E se você for a pessoa abordada de maneira imprópria?
Você tem que levar a situação com muito humor, com muita leveza. Sorria, cumprimente, agradeça e se afaste quando for possível. Tem que ter jogo de cintura. Aquele é um momento do chefe também ser profissional. Ele tem de ser simpático e educado com a equipe, afinal, ele é exemplo.
Qual o objetivo das festas organizadas pelas empresas? O que elas esperam do funcionário na ocasião?

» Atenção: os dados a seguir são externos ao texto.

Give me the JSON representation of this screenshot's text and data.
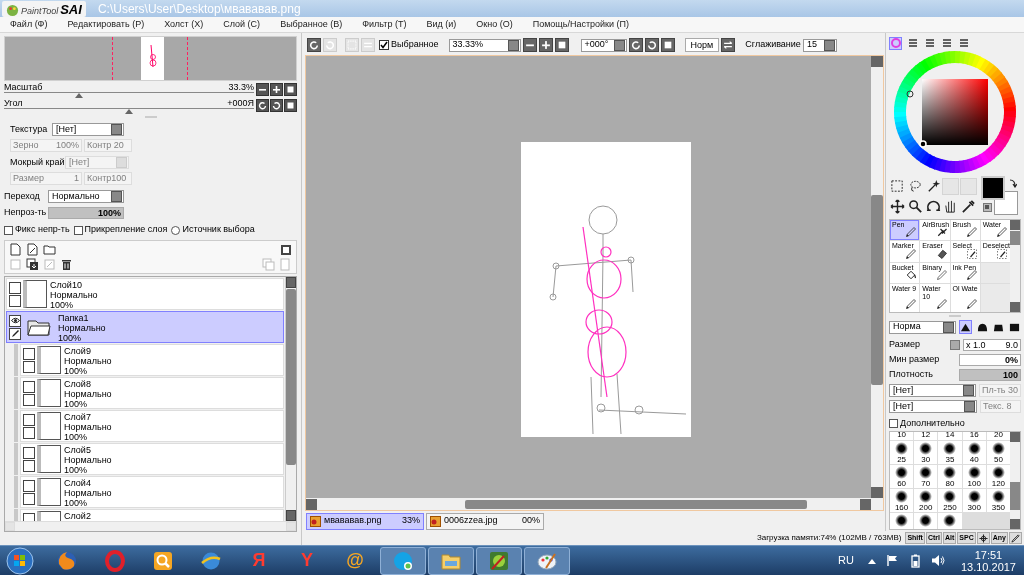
{
  "title_bar": {
    "logo_text": "PaintTool",
    "logo_mark": "SAI",
    "file_path": "C:\\Users\\User\\Desktop\\мвававав.png"
  },
  "menu": [
    "Файл (Ф)",
    "Редактировать (Р)",
    "Холст (Х)",
    "Слой (С)",
    "Выбранное (В)",
    "Фильтр (Т)",
    "Вид (и)",
    "Окно (О)",
    "Помощь/Настройки (П)"
  ],
  "navigator": {
    "zoom": {
      "label": "Масштаб",
      "value": "33.3%",
      "level": 0.3
    },
    "angle": {
      "label": "Угол",
      "value": "+000Я",
      "level": 0.5
    }
  },
  "texture": {
    "label": "Текстура",
    "value": "[Нет]",
    "grain": {
      "label": "Зерно",
      "value": "100%",
      "disabled": true
    },
    "contrast": {
      "value": "Контр 20",
      "disabled": true
    }
  },
  "wet_edge": {
    "label": "Мокрый край",
    "value": "[Нет]",
    "disabled": true,
    "size": {
      "label": "Размер",
      "value": "1",
      "disabled": true
    },
    "contrast": {
      "value": "Контр100",
      "disabled": true
    }
  },
  "blending": {
    "label": "Переход",
    "value": "Нормально"
  },
  "opacity": {
    "label": "Непроз-ть",
    "value": "100%",
    "level": 1
  },
  "layer_options": [
    {
      "kind": "checkbox",
      "label": "Фикс непр-ть",
      "checked": false
    },
    {
      "kind": "checkbox",
      "label": "Прикрепление слоя",
      "checked": false
    },
    {
      "kind": "radio",
      "label": "Источник выбора",
      "checked": false
    }
  ],
  "layers": [
    {
      "kind": "layer",
      "name": "Слой10",
      "mode": "Нормально",
      "opacity": "100%",
      "selected": false,
      "visible": false
    },
    {
      "kind": "folder",
      "name": "Папка1",
      "mode": "Нормально",
      "opacity": "100%",
      "selected": true,
      "visible": true,
      "children": [
        {
          "kind": "layer",
          "name": "Слой9",
          "mode": "Нормально",
          "opacity": "100%",
          "selected": false,
          "visible": false
        },
        {
          "kind": "layer",
          "name": "Слой8",
          "mode": "Нормально",
          "opacity": "100%",
          "selected": false,
          "visible": false
        },
        {
          "kind": "layer",
          "name": "Слой7",
          "mode": "Нормально",
          "opacity": "100%",
          "selected": false,
          "visible": false
        },
        {
          "kind": "layer",
          "name": "Слой5",
          "mode": "Нормально",
          "opacity": "100%",
          "selected": false,
          "visible": false
        },
        {
          "kind": "layer",
          "name": "Слой4",
          "mode": "Нормально",
          "opacity": "100%",
          "selected": false,
          "visible": false
        },
        {
          "kind": "layer",
          "name": "Слой2",
          "selected": false,
          "visible": false
        }
      ]
    }
  ],
  "canvas_toolbar": {
    "selection_only": {
      "label": "Выбранное",
      "checked": true
    },
    "zoom": "33.33%",
    "angle": "+000°",
    "mode_button": "Норм",
    "smoothing": {
      "label": "Сглаживание",
      "value": "15"
    }
  },
  "documents": [
    {
      "name": "мвававав.png",
      "zoom": "33%",
      "selected": true
    },
    {
      "name": "0006zzea.jpg",
      "zoom": "00%",
      "selected": false
    }
  ],
  "status_bar": {
    "memory": "Загрузка памяти:74% (102MB / 763MB)",
    "keys": [
      {
        "kind": "text",
        "label": "Shift"
      },
      {
        "kind": "text",
        "label": "Ctrl"
      },
      {
        "kind": "text",
        "label": "Alt"
      },
      {
        "kind": "text",
        "label": "SPC"
      },
      {
        "kind": "move"
      },
      {
        "kind": "text",
        "label": "Any"
      },
      {
        "kind": "pen"
      }
    ]
  },
  "color_tabs": [
    {
      "kind": "wheel",
      "selected": true
    },
    {
      "kind": "sliders",
      "selected": false
    },
    {
      "kind": "sliders",
      "selected": false
    },
    {
      "kind": "sliders",
      "selected": false
    },
    {
      "kind": "sliders",
      "selected": false
    }
  ],
  "swatches": [
    {
      "kind": "primary",
      "color": "#000000"
    },
    {
      "kind": "secondary",
      "color": "#ffffff"
    }
  ],
  "brush_tools": [
    {
      "kind": "pen",
      "label": "Pen",
      "selected": true
    },
    {
      "kind": "airbrush",
      "label": "AirBrush",
      "selected": false
    },
    {
      "kind": "pen",
      "label": "Brush",
      "selected": false
    },
    {
      "kind": "pen",
      "label": "Water",
      "selected": false
    },
    {
      "kind": "pen",
      "label": "Marker",
      "selected": false
    },
    {
      "kind": "eraser",
      "label": "Eraser",
      "selected": false
    },
    {
      "kind": "select",
      "label": "Select",
      "selected": false
    },
    {
      "kind": "select",
      "label": "Deselect",
      "selected": false
    },
    {
      "kind": "bucket",
      "label": "Bucket",
      "selected": false
    },
    {
      "kind": "pencil",
      "label": "Binary",
      "selected": false
    },
    {
      "kind": "pen",
      "label": "Ink Pen",
      "selected": false
    },
    {
      "kind": "empty"
    },
    {
      "kind": "pen",
      "label": "Water 9",
      "selected": false
    },
    {
      "kind": "pen",
      "label": "Water 10",
      "selected": false
    },
    {
      "kind": "pen",
      "label": "Ol Wate",
      "selected": false
    },
    {
      "kind": "empty"
    }
  ],
  "brush_settings": {
    "mode": "Норма",
    "shapes": [
      {
        "kind": "sharp",
        "selected": true
      },
      {
        "kind": "round",
        "selected": false
      },
      {
        "kind": "flat",
        "selected": false
      },
      {
        "kind": "square",
        "selected": false
      }
    ],
    "size": {
      "label": "Размер",
      "multiplier": "x 1.0",
      "value": "9.0"
    },
    "min_size": {
      "label": "Мин размер",
      "value": "0%",
      "level": 0
    },
    "density": {
      "label": "Плотность",
      "value": "100",
      "level": 1
    },
    "materials": [
      {
        "value": "[Нет]",
        "param": "Пл-ть 30",
        "disabled": true
      },
      {
        "value": "[Нет]",
        "param": "Текс.   8",
        "disabled": true
      }
    ],
    "advanced": {
      "label": "Дополнительно",
      "checked": false
    }
  },
  "brush_sizes": [
    {
      "kind": "label",
      "label": "10"
    },
    {
      "kind": "label",
      "label": "12"
    },
    {
      "kind": "label",
      "label": "14"
    },
    {
      "kind": "label",
      "label": "16"
    },
    {
      "kind": "label",
      "label": "20"
    },
    {
      "kind": "dot",
      "label": "25"
    },
    {
      "kind": "dot",
      "label": "30"
    },
    {
      "kind": "dot",
      "label": "35"
    },
    {
      "kind": "dot",
      "label": "40"
    },
    {
      "kind": "dot",
      "label": "50"
    },
    {
      "kind": "dot",
      "label": "60"
    },
    {
      "kind": "dot",
      "label": "70"
    },
    {
      "kind": "dot",
      "label": "80"
    },
    {
      "kind": "dot",
      "label": "100"
    },
    {
      "kind": "dot",
      "label": "120"
    },
    {
      "kind": "dot",
      "label": "160"
    },
    {
      "kind": "dot",
      "label": "200"
    },
    {
      "kind": "dot",
      "label": "250"
    },
    {
      "kind": "dot",
      "label": "300"
    },
    {
      "kind": "dot",
      "label": "350"
    },
    {
      "kind": "dot"
    },
    {
      "kind": "dot"
    },
    {
      "kind": "dot"
    }
  ],
  "taskbar": {
    "apps": [
      {
        "kind": "firefox",
        "running": false
      },
      {
        "kind": "opera",
        "running": false
      },
      {
        "kind": "search",
        "running": false
      },
      {
        "kind": "ie",
        "running": false
      },
      {
        "kind": "yandex",
        "glyph": "Я",
        "running": false
      },
      {
        "kind": "ybrowser",
        "glyph": "Y",
        "running": false
      },
      {
        "kind": "mail",
        "glyph": "@",
        "running": false
      },
      {
        "kind": "skype",
        "running": true
      },
      {
        "kind": "explorer",
        "running": true
      },
      {
        "kind": "sai",
        "running": true
      },
      {
        "kind": "paint",
        "running": true
      }
    ],
    "language": "RU",
    "time": "17:51",
    "date": "13.10.2017"
  }
}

É renovar forças, comemorar resultados, entrar no próximo ano com as energias renovadas. Mas, veja bem, não é só uma questão de diversão. É uma boa oportunidade para fazer contatos, plantar sementes para o próximo ano. Não é o local para comer e beber e ficar conversando com as mesmas pessoas que você conversou o ano todo. É uma hora de confraternização.
E no caso das empresas mais informais, como startups? Essas regras também valem?
É claro que você pode criar um ambiente informal, sem muitas solenidades. Mas não dá para abusar, ainda mais quando a empresa ainda está começando. Pense no Mark Zuckerberg, por exemplo. Dificilmente ele andaria por aí com cartões corporativos ou pensando em fazer contatos para o próximo ano. Mas ele já é o CEO de uma empresa de muito sucesso. Ele pode se dar ao luxo de dispensar solenidades.
Não existem regras que valham para todas as empresas, mas percebo que o grande erro hoje das pessoas é confundir informalidade com intimidade. A empresa pode ser informal  e não ter muita sonelidade, mas isso não significa intimidade. O excesso de intimidade é o maior erro das festas. Em todos os ambientes, dos mais formais aos mais flexíveis, precisa ter limite, adequação.
Com quais fatores a empresa deve ficar atenta para que não ocorram problemas nesses encontros? 
A empresa tem que pensar muito bem na hora de planejar um evento. Tem de especificar bem qual é o tipo de festa, o traje que deve ser usado. Sem esquecer jamais que se trata de um ambiente de trabalho. Precisa ser um ambiente formal, mesmo sendo uma festa.
Já vi casos em que empresa marca uma festa na piscina e diz para os funcionários levarem traje de banho. Isso é muito errado. Não é adequado o chefe ver a funcionária de maiô ou vice-versa. É preciso tomar cuidado com a imagem e não deixar o ambiente se tornar íntimo demais. Quase sempre um evento assim vira problema depois. Na maior parte das vezes em que um funcionário se comporta de maneira inadequada, a culpa é da empresa.
Como assim?
Porque elas não explicam o que querem. Elas não são claras sobre o que elas pensam e querem do comportamento dos empregados. Se alguém foi com uma roupa inadequada à festa de final de ano é muito provavel que a empresa não tenha especificado o traje ideal para o evento no convite, por exemplo.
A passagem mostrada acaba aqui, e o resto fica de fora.